Breaking synchronous dependencies

A common challenge in software development is how to decide and then fulfill non-functional requirements, such as the maximum response times of your API. Two metrics to consider is the average response time of a certain endpoint, as well as the percentage of outlier requests that will fall outside of the accepted time bounds. Such outliers will always be there, especially when designing a microservice architecture using lambdas with their dreaded cold starts which is common these days.
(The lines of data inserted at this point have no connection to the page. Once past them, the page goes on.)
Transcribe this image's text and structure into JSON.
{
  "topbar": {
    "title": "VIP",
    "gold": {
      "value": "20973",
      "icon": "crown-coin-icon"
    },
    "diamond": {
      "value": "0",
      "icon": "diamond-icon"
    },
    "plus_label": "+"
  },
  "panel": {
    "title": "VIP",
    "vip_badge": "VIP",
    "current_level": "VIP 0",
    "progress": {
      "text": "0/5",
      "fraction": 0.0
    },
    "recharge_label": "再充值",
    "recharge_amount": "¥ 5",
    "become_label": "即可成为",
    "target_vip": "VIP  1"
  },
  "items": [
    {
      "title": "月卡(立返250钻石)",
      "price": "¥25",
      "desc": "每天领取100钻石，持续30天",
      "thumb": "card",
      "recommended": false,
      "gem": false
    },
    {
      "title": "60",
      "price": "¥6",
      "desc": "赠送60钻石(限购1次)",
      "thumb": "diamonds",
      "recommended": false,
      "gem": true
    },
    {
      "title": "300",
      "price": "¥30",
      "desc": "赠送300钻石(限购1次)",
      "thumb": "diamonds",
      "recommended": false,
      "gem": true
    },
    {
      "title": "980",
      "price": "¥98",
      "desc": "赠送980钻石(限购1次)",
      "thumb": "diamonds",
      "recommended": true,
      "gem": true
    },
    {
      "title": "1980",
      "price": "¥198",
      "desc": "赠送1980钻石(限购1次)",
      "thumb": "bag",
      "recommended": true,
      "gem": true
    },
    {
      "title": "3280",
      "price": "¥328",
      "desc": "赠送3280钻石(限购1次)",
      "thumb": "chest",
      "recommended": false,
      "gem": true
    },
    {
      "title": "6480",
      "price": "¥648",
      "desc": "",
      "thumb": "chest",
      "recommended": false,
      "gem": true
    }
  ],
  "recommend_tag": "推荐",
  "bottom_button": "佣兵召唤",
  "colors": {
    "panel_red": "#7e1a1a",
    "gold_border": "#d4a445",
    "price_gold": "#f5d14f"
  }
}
While endpoint performance can and should be continuously improved, it is often more useful to first take a step back and ask whether we can limit the consequences of a slow response in the first place. If we can somehow break the dependency that our consumers has on the performance of the API, then there is much less need for spending lots of efforts in shaving off milliseconds of our response times.

Solution

There are in fact such ways! These methods are all applicable for both client-service as well as service-service communication.

True asynchronosity

The most obvious and flexible, but also potentially complex, solution is to make the operation asynchronous rather than synchronous. This is usually achieved by the means of event notification, which is explained in all its different flavors in great detail by Martin Fowler. While event driven patterns are more commonly found in communication between backend services, it can also be set up between client and server.

Async-like behaviour

A middle way is to make the operation seem like an asynchronous one to the user. This is achieved by making sure that the initial request is answered as quickly as possible, with the response simply containing an operation ID of the actual operation to be carried out. This ID can be used by the client to check on the status of its request or to sign up for notifications regarding it. Meanwhile, the service puts the request on a queue for later processing. This pattern is useful for heavy operation that takes a long time to complete, or when the operation is dependent on upstream services with unpredictable availability.

Optimistic rendering

Means can also be taken to hide actual response times from the end user. Instead of showing a loading spinner while a request is being sent and processed, we can simply assume that the request will succeed eventually and immediately update the UI accordingly. If the request should really turn out to fail later on, perhaps after several retries, then we can handle this as a special case and show a relevant error message to the user.